4. Not Aligning With ETL

If your ETL finishes at 6 AM and your cache refreshes at 7 AM, there's a one-hour window where users see stale data. Use an ETL-aligned datagroup to eliminate this gap.

5. Expensive sql_trigger Queries

The trigger query runs every 5 minutes by default (configurable in admin). A SELECT COUNT(*) FROM billion_row_table as your trigger will cost more than the cached queries it's trying to save.
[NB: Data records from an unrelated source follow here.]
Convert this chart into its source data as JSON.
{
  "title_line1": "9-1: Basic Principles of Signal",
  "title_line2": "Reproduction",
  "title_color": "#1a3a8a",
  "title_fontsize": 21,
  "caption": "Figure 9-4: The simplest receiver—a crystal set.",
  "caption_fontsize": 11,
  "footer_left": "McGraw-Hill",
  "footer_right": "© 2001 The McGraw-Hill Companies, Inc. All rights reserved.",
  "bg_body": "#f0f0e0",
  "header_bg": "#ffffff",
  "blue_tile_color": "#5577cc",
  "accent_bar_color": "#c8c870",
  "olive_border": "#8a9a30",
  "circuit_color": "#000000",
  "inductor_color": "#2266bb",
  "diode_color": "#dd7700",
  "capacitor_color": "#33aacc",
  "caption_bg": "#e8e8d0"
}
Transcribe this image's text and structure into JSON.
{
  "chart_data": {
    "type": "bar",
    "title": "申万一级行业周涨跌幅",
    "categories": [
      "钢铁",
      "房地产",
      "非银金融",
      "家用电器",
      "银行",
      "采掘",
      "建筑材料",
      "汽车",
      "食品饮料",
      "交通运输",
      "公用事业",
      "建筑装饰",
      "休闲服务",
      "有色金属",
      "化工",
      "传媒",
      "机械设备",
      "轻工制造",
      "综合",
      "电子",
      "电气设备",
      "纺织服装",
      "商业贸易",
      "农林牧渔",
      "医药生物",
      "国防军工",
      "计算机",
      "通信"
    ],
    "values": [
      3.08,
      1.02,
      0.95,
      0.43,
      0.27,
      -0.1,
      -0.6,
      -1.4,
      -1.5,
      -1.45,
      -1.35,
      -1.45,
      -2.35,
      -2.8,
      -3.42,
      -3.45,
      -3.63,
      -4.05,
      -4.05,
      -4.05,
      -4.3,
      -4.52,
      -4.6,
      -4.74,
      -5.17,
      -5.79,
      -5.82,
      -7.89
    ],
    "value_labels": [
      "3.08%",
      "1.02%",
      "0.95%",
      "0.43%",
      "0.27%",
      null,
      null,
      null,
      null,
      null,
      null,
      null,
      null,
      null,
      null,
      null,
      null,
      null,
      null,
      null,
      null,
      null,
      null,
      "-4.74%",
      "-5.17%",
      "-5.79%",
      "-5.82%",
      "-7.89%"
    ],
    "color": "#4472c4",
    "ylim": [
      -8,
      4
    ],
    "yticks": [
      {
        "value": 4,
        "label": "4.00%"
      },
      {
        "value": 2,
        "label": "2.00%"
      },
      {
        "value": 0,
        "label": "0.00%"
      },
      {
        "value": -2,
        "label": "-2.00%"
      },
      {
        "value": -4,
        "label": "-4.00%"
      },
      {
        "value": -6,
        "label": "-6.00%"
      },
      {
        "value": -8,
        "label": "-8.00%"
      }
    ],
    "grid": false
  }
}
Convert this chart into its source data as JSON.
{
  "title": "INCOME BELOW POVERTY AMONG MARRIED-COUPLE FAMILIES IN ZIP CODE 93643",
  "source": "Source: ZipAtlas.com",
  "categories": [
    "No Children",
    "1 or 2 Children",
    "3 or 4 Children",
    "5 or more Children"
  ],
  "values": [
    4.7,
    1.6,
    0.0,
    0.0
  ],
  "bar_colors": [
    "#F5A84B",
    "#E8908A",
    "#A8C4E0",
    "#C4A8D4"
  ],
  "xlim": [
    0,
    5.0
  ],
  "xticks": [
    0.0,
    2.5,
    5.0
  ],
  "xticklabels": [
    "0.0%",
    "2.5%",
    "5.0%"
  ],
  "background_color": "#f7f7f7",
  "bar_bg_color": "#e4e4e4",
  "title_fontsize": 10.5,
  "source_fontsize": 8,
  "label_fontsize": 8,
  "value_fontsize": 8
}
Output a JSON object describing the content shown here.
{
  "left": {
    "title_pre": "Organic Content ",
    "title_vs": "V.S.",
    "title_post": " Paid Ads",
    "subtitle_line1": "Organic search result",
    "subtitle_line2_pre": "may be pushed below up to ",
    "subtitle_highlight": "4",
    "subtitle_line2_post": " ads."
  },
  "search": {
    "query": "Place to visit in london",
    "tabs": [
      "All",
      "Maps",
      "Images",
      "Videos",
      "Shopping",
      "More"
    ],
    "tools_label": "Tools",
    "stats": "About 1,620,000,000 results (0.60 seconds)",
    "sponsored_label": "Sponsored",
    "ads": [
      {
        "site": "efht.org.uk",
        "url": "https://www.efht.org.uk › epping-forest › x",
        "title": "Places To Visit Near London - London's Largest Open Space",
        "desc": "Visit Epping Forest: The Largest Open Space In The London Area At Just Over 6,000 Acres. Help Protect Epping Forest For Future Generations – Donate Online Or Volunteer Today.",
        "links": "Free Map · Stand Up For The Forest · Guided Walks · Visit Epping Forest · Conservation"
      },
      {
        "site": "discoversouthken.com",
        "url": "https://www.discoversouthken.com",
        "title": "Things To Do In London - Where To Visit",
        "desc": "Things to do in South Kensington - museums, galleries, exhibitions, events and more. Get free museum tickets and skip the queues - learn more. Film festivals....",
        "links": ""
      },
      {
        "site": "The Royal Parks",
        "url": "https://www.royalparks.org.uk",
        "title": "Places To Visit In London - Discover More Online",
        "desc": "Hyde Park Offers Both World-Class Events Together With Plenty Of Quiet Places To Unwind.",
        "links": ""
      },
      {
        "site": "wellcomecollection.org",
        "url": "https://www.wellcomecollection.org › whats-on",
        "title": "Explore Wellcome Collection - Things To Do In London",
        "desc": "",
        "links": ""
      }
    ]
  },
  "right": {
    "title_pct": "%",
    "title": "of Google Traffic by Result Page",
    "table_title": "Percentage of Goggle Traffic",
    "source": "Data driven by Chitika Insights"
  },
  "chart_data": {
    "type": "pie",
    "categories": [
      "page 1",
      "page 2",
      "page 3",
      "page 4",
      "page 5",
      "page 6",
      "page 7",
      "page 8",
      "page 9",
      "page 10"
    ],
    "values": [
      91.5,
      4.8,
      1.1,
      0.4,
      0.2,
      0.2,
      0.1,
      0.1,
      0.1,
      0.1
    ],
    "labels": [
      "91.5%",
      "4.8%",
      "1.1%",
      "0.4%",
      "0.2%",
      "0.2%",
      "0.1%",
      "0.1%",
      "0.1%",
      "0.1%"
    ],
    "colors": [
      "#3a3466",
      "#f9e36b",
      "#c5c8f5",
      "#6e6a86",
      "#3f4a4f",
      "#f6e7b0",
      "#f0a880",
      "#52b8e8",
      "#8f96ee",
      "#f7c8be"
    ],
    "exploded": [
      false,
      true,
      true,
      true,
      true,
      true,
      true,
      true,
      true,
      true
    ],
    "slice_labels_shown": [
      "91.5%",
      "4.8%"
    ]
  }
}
Monitoring Cache Effectiveness

In Looker's Admin panel:

  • System Activity > Query Performance — check cache hit rates
  • System Activity > Data Connections — monitor database query volume
  • i button on dashboard tiles — shows whether results are cached

If your cache hit rate is below 50%, your datagroup strategy needs work. Well-configured instances typically see 70-90% cache hit rates.


Key Takeaways

  1. Always configure datagroups. The default 1-hour cache is wrong for every workload.
  2. Align with your ETL. The best trigger is SELECT MAX(completed_at) FROM etl_runs.
  3. Use 2-3 datagroups with different cadences for different data freshness requirements.
  4. Keep trigger queries cheap — especially on BigQuery where they count toward costs.
  5. Monitor cache hit rates and adjust based on actual usage patterns.